O computador sobre a mesa de Cristi jamais é ligado. Seus relatórios são escritos a mão, como se ainda vivêssemos na era da extinta União Soviética. E o diretor Porumboiu permite que seu público “espie” estes mesmos relatórios da maneira mais rudimentar – cinematograficamente falando – possível: colocando-os diante da câmera, para que sejam lidos. Por que o policial os assina com as inicias A e S permanece um mistério.

A vida pessoal de Cristi é tão lenta e contemplativa quando à profissional. Só lá pela metade do filme, entre uma colherada de sopa e outra do protagonista, que percebemos que ele tem uma esposa. Não fosse por seu dilema moral, não seria difícil arriscar um palpite que Cristi está nesta vida apenas para ver o tempo passar. Eventualmente, ele joga com os colegas o que chama de “foot-tênis” (uma espécie de futevôlei) e conversa sobre música com a profundidade de um pires. É a total desglamurização da vida de um policial. Ou, em outras palavras, da vida que o cinema americano nos vendeu como se fosse a de um policial. É a contramão das aventuras policialescas do cinemão comercial

Os minutos finais do filmes são reservados para um primor de ironia que espelha o pensamento burocrático típico do funcionalismo público e – claro – da alma policial: o chefe de Cristi o submete a uma imersão em definições de dicionário, na tentativa de dissuadi-lo do tal dilema moral que tanto o atormenta.

O protagonista percebe que não tem direito a ser uma pessoa, um substantivo, um sujeito, muito de ser verbo. E vai ser obrigado a perceber que Polícia é nada menos que um adjetivo.

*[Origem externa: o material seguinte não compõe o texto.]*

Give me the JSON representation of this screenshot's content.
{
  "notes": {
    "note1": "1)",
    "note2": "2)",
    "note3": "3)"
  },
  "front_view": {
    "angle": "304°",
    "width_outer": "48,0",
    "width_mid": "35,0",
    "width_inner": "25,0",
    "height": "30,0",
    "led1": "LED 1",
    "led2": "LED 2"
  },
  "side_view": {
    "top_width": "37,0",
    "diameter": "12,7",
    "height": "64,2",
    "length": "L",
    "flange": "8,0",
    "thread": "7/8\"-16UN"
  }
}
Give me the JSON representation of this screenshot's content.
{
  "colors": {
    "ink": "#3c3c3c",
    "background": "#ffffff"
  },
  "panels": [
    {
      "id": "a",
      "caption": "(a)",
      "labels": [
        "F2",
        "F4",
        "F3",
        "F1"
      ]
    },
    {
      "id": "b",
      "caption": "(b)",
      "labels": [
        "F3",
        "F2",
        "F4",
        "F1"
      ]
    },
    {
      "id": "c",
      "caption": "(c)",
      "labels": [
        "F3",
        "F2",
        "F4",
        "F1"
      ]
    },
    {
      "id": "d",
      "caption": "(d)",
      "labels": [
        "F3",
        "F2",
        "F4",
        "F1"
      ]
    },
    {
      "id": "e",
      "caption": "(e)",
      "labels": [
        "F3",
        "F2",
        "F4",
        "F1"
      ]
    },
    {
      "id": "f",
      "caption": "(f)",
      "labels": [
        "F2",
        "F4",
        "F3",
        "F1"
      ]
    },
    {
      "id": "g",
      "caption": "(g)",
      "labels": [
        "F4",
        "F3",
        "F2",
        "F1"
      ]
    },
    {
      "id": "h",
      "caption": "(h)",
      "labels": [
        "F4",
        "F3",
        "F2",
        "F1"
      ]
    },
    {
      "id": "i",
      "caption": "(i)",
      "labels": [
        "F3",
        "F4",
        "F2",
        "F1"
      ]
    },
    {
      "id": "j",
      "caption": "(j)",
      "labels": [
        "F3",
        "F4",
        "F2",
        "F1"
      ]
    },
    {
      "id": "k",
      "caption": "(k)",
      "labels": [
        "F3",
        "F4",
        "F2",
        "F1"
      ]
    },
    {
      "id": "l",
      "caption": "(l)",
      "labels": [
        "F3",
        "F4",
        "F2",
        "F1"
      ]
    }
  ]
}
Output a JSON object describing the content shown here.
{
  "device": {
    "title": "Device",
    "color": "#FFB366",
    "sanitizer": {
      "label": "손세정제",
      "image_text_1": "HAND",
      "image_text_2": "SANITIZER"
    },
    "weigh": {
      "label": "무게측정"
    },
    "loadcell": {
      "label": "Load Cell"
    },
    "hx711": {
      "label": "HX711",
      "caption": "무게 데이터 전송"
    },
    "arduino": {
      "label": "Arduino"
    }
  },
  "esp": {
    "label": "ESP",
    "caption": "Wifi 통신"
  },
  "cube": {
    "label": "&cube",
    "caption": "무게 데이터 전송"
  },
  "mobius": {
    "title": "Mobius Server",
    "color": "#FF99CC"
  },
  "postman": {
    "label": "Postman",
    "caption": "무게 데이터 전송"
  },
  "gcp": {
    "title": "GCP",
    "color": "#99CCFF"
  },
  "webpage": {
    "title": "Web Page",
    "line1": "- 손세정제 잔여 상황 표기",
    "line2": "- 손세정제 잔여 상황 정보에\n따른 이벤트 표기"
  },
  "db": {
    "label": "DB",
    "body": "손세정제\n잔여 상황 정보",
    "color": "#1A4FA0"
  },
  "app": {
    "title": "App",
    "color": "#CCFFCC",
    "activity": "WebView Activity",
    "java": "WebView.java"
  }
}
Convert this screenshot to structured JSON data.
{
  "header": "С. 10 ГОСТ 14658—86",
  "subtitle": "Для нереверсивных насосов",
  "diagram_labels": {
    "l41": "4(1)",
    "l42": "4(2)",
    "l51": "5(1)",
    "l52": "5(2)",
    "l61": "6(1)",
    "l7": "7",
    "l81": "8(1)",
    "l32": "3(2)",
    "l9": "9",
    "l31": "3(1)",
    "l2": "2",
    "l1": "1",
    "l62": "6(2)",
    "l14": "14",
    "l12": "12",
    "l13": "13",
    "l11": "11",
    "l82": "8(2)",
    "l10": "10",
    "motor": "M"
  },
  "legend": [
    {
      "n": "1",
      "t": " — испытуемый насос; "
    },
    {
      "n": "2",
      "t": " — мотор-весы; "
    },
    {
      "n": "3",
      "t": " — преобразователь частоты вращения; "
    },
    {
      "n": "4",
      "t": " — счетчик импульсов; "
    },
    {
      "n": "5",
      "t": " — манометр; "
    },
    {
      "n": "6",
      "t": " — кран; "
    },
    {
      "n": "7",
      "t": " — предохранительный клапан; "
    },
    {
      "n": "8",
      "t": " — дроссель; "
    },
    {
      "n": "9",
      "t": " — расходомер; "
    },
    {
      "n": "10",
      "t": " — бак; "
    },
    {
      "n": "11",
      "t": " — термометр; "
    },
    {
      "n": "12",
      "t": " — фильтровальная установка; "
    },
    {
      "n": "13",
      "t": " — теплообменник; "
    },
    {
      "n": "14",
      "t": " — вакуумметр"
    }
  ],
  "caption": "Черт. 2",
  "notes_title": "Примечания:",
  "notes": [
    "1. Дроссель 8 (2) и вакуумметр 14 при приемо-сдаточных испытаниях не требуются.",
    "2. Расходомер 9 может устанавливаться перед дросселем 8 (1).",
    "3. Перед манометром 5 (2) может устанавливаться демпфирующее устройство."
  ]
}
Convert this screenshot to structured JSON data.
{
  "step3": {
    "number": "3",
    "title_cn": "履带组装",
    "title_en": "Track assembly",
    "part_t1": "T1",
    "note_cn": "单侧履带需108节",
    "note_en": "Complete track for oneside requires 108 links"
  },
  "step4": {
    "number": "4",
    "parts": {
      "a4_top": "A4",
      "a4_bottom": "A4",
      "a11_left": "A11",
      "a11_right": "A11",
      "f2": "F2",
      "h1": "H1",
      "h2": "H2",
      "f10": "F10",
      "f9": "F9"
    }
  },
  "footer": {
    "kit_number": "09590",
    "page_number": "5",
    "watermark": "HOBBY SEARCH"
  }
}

Prêmio do Júri e FIPRESCI na mostra Un Certain Regard do Festival de Cannes em 2009, “Policia, Adjetivo” será o candidato da Romênia ao Oscar de filme estrangeiro.

POLÍCIA, ADJETIVO
(Politist, Adjectiv)
Romênia, 2009, 115 minutos
Direção: Corneliu Porumboiu.
Com Dragos Bucur, Vlad Ivanov, Ion Stoica, Irina Saulescu.
Distribuição Imovision
Estreia 5 de dezembro.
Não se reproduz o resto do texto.